Waxing Crescent at birth
After new moon, a thin lit crescent grows on the western side of the Moon as seen after sunset in the Northern Hemisphere.
Crescent moons are classic silhouette symbols in art and jewelry, often read as rising energy in popular moon books.
Place in the cycle
The Moon takes a bit over twenty-nine and a half days to return to the same phase. The Waxing Crescent is the second of the eight labels this site uses between one new moon and the next.
How this site estimates your phase
The birthday calculator has your date, not your birth minute. We evaluate a simple average lunar cycle at local noon and map that progress into eight named windows. That is good enough for curiosity and teaching; orbital ephemerides used by observatories are tighter when you need precision.

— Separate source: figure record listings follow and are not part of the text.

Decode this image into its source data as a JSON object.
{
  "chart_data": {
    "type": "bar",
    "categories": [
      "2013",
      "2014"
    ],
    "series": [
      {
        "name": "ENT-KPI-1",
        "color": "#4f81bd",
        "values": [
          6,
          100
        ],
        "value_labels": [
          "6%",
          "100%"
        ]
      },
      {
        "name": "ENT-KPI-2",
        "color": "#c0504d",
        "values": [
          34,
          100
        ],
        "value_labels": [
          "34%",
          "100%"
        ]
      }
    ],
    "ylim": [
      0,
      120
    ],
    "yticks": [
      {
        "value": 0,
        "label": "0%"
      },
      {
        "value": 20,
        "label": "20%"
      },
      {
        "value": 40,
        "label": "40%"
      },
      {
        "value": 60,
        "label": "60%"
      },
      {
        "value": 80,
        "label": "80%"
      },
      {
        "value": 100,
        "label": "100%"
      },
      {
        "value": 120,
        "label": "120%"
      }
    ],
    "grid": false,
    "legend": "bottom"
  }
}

Read more in methodology or return to the moon phases hub.
Common questions
What does a Waxing Crescent look like?
From Earth you see illumination that is small and growing. Exact appearance still depends on your latitude, the Moon's path, and weather.
How does the calculator decide I had a Waxing Crescent?
It estimates phase at local noon on your birth date with a mean synodic-month model, then bins the result into one of eight classic names.
Can the label be wrong without a birth time?
Yes, near phase boundaries. Without clock time and location, neighboring names can be equally plausible.